多处理与NumPy不兼容

use*_*966 17 python numpy multiprocessing

我试图使用多处理运行一个简单的测试.测试工作正常,直到我导入numpy(即使它没有在程序中使用).这是代码:

from multiprocessing import Pool
import time
import numpy as np #this is the problematic line


def CostlyFunc(N):
    """"""
    tstart = time.time()
    x = 0
    for i in xrange(N):
        for j in xrange(N):
            if i % 2: x += 2
            else: x -= 2       
    print "CostlyFunc : elapsed time %f s" % (time.time() - tstart)
    return x

#serial application
ResultList0 = []
StartTime = time.time()
for i in xrange(3):
    ResultList0.append(CostlyFunc(5000))
print "Elapsed time (serial) : ", time.time() - StartTime


#multiprocessing application
StartTime = time.time()
pool = Pool()
asyncResult = pool.map_async(CostlyFunc, [5000, 5000, 5000])
ResultList1 = asyncResult.get()
print "Elapsed time (multiporcessing) : ", time.time() - StartTime
Run Code Online (Sandbox Code Playgroud)

如果我不导入numpy,结果是:

CostlyFunc : elapsed time 2.866265 s
CostlyFunc : elapsed time 2.793213 s
CostlyFunc : elapsed time 2.794936 s
Elapsed time (serial) :  8.45455098152
CostlyFunc : elapsed time 2.889815 s
CostlyFunc : elapsed time 2.891556 s
CostlyFunc : elapsed time 2.898898 s
Elapsed time (multiporcessing) :  2.91595196724
Run Code Online (Sandbox Code Playgroud)

总耗用时间与1个过程所需的时间相似,这意味着计算已经并行化.如果我导入numpy结果变为:

CostlyFunc : elapsed time 2.877116 s
CostlyFunc : elapsed time 2.866778 s
CostlyFunc : elapsed time 2.860894 s
Elapsed time (serial) :  8.60492110252
CostlyFunc : elapsed time 8.450145 s
CostlyFunc : elapsed time 8.473006 s
CostlyFunc : elapsed time 8.506402 s
Elapsed time (multiporcessing) :  8.55398178101
Run Code Online (Sandbox Code Playgroud)

串行和多处理方法的总耗用时间相同,因为只使用了一个核心.很明显,问题来自于numpy.我的多处理版本和NumPy之间是否存在不兼容性?

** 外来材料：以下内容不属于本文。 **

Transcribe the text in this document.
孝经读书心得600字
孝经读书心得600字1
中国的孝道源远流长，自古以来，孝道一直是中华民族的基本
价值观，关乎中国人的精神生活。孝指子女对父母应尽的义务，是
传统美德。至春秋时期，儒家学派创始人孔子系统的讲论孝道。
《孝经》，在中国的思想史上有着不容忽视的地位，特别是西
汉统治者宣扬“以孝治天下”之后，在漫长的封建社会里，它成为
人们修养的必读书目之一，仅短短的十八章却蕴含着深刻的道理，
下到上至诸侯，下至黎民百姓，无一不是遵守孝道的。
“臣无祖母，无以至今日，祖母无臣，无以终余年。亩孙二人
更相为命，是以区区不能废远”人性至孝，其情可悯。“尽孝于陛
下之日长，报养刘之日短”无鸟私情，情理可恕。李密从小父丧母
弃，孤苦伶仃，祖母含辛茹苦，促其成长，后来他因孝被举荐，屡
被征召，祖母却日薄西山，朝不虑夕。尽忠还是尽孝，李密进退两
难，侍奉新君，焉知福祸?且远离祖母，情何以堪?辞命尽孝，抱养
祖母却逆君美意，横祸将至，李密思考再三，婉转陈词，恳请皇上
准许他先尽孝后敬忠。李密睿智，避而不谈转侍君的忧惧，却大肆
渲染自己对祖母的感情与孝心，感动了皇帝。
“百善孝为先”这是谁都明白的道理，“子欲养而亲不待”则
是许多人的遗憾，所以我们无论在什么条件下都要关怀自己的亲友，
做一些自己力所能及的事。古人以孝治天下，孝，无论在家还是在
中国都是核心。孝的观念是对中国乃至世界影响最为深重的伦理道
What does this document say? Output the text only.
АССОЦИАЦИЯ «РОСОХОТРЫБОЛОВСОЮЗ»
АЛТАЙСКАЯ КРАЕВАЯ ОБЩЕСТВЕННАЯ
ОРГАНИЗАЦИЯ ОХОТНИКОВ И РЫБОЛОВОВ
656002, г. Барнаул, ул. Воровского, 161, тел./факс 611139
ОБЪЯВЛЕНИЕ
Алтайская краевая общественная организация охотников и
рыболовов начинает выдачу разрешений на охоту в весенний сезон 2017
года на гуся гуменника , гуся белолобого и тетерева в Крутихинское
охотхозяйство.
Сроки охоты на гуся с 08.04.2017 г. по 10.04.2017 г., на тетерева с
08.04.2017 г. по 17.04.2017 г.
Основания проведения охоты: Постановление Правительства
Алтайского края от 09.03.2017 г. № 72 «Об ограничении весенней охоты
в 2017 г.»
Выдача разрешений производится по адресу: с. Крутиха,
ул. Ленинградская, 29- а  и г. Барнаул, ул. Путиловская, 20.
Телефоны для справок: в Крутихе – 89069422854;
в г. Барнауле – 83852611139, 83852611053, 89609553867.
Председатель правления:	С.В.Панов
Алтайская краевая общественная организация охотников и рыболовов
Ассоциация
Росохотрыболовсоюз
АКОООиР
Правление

我目前在linux上使用Python2.7,NumPy 1.6.2和多处理0.70a1

小智 4

(第一篇文章,如果表述不当或对齐不当,敬请谅解)

您可以通过将 MKL_NUM_THREADS 设置为 1 来停止 Numpy 使用多线程

在 debian 下我使用:

export MKL_NUM_THREADS=1
Run Code Online (Sandbox Code Playgroud)

来源自相关 stackoverflow 帖子:Python: How do you stop numpy from multithreading?

结果:

user@pc:~/tmp$ python multi.py
CostlyFunc : elapsed time 3.847009 s
CostlyFunc : elapsed time 3.253226 s
CostlyFunc : elapsed time 3.415734 s
Elapsed time (serial) :  10.5163660049
CostlyFunc : elapsed time 4.218424 s
CostlyFunc : elapsed time 5.252429 s
CostlyFunc : elapsed time 4.862513 s
Elapsed time (multiporcessing) :  9.11713695526

user@pc:~/tmp$ export MKL_NUM_THREADS=1

user@pc:~/tmp$ python multi.py
CostlyFunc : elapsed time 3.014677 s
CostlyFunc : elapsed time 3.102548 s
CostlyFunc : elapsed time 3.060915 s
Elapsed time (serial) :  9.17840886116
CostlyFunc : elapsed time 3.720322 s
CostlyFunc : elapsed time 3.950583 s
CostlyFunc : elapsed time 3.656165 s
Elapsed time (multiporcessing) :  7.399310112
Run Code Online (Sandbox Code Playgroud)

我不确定这是否有帮助,因为我想最终您希望 numpy 并行运行,也许尝试调整 numpy 到您的机器的线程数。